One night, while watching TV, Anna comes across a vintage rockabilly performance, which generates a brainstorm. She leaves a message for Lt. Dekker, and when he arrives in the morning, Anna explains that Garrett is a huge fan of oldies music, and that he and Donna would often drive around the Southwest to find clubs that specialized in rock-and-roll revival shows. Thus, she reasons, they should circulate his poster to clubs of that nature across the country. In the meantime, Anna has amassed enough money to find a new home (a converted barn) for herself and Roz, who toasts the occasion and expresses hope that the girls will soon be found.

A short time later, one of the teachers at Billie's school in Pueblo, Colorado contacts Anna after recognizing her daughter from the "MISSING" poster, but by the time Anna gets there, the couple has already left town with the girls and relocated to Denver; by now, Donna has acknowledged that what they're doing is wrong, and secretly contacts Anna offering to return the girls, but specifies that no police be present. Despite Lt. Dekker's objections, Anna promises to keep the situation under control and not destroy their investigation.

While stopping into a club to by tickets for another oldies show, Garrett is recognized from his "WANTED" poster by the clerk, who gets shot to death before he can take any action. Following the murder, Garrett then heads to a sporting goods store to purchase sleeping bags, some rope, and a hunting knife. Meanwhile, Donna arranges to meet Anna at a local coffee shop (where, for the first time, she admits that it was Garrett who killed Megan, as well as being terrified of her husband), then take her to their house to get her girls back.

However, Garrett gets home first, and after Sally spills the beans about the plans, Garrett puts the girls in the station wagon and tears out only seconds after Donna and Anna pull up. Wanting to see her mom, Billie attempts to grab the steering wheel, causing Garrett to lose control of the car and causing a minor accident. At this point, Sally runs free, but Garrett grabs Billie and prepares to strangle her. Only seconds before he can do so, however, he is arrested at gunpoint by Lt. Dekker, who has been watching the scene unfold from a distance.
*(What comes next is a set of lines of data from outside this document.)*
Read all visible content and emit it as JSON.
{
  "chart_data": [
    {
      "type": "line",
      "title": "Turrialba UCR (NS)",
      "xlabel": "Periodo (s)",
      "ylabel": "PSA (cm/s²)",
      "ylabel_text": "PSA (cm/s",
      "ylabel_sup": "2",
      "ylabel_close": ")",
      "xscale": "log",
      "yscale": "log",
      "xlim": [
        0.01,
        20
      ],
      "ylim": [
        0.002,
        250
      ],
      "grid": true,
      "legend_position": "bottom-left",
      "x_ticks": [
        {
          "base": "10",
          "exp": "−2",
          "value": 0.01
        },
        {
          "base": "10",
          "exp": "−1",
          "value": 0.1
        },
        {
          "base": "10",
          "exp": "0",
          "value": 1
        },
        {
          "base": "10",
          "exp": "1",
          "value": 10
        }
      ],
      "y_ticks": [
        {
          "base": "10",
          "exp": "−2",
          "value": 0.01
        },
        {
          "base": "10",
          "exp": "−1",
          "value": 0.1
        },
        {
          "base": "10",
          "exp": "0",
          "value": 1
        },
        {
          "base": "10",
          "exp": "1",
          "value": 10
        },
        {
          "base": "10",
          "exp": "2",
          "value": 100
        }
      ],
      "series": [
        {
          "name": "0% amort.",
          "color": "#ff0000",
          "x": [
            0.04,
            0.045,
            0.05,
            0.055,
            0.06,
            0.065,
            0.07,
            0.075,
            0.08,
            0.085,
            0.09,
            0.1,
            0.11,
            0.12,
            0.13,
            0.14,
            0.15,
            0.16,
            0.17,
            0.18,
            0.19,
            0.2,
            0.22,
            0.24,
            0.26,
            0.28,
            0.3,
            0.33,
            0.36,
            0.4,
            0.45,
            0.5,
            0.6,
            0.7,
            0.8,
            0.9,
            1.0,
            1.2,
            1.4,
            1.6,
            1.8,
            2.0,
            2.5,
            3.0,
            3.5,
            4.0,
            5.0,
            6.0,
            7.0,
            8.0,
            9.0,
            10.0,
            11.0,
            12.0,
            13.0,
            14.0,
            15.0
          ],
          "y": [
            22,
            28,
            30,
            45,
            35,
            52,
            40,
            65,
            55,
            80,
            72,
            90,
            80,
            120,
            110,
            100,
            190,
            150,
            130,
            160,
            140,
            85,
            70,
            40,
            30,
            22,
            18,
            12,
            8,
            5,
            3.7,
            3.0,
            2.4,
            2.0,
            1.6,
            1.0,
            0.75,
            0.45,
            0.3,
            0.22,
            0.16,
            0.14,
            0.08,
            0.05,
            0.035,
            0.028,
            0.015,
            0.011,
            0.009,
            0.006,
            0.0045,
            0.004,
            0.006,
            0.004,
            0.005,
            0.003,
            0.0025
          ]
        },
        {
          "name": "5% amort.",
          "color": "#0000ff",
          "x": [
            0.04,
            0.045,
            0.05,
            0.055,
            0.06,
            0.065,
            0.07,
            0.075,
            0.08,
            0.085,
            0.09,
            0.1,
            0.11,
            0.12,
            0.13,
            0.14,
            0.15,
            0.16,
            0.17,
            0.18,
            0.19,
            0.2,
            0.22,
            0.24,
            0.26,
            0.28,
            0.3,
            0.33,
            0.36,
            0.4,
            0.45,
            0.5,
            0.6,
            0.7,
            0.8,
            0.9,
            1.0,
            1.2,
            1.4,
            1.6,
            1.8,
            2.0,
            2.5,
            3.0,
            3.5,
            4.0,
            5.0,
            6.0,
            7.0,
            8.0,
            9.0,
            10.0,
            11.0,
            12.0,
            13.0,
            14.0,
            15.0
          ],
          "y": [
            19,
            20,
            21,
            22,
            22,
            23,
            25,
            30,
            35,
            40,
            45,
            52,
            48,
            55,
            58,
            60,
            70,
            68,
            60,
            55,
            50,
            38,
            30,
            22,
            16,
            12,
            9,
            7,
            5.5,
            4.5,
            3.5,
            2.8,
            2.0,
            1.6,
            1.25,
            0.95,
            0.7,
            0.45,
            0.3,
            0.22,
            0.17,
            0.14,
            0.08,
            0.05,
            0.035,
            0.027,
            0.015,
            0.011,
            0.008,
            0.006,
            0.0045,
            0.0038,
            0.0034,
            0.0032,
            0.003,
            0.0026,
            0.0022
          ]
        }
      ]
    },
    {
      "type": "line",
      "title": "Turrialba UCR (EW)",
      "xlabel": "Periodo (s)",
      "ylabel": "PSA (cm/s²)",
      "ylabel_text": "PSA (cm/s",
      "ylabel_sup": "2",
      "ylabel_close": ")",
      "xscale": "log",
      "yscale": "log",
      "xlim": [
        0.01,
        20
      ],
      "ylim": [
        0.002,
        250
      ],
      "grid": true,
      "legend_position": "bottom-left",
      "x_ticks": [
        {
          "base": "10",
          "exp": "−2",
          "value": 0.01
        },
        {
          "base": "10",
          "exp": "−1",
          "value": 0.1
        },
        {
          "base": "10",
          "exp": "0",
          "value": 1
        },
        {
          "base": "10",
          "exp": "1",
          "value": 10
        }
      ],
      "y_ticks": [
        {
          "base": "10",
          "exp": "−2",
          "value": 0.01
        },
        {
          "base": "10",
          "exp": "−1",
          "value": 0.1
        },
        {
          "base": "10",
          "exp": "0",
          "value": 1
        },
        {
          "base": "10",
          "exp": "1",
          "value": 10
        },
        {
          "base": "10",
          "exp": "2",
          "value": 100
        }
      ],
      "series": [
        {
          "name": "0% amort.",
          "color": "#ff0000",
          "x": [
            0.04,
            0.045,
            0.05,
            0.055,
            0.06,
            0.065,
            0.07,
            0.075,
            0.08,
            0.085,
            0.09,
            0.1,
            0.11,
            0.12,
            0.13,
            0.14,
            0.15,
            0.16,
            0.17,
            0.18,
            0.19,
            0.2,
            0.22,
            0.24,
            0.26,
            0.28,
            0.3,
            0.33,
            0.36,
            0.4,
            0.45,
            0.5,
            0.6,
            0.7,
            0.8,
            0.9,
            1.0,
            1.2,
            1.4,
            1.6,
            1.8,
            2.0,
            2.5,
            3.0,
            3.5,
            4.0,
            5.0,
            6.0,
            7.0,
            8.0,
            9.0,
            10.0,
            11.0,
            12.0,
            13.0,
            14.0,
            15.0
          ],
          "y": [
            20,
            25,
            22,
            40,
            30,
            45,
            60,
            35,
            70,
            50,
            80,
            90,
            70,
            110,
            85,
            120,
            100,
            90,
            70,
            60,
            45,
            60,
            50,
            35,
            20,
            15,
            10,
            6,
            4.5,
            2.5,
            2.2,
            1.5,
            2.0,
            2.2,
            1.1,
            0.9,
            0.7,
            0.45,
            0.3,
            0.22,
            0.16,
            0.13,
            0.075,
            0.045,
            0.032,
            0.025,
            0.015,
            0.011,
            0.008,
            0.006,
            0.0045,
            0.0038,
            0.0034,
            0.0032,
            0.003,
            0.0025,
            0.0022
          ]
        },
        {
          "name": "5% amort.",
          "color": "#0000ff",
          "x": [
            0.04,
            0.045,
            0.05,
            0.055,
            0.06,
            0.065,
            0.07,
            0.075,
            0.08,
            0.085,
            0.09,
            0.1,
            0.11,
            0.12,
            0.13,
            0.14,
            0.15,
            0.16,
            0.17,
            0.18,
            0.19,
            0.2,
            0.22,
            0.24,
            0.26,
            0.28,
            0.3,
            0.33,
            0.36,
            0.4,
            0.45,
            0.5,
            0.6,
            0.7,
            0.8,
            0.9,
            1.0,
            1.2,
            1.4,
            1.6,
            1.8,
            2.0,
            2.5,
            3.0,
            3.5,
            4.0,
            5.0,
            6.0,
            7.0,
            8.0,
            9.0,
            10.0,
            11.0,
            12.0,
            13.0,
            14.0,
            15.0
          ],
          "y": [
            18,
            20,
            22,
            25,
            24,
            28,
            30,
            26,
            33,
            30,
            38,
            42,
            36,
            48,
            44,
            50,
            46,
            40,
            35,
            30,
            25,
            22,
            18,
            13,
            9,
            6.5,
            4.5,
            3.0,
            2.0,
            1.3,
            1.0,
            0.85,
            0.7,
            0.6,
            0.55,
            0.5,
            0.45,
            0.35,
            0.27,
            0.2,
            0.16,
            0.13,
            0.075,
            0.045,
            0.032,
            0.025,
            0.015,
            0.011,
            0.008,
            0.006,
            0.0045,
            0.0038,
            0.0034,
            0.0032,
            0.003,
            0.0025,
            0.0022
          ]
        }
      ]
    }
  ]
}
While Sally is happy to be reunited with her mother, Billie is angry over Anna allegedly killing Laura, but Anna tells her that Garrett lied to her, and Laura is safe and sound. Softening, Billie recalls how she kept from forgetting her mother: by remembering their day together in the park. At this point, she tells Anna, "Mama, I want to be Billie again", and runs to her mother's arms as the film ends.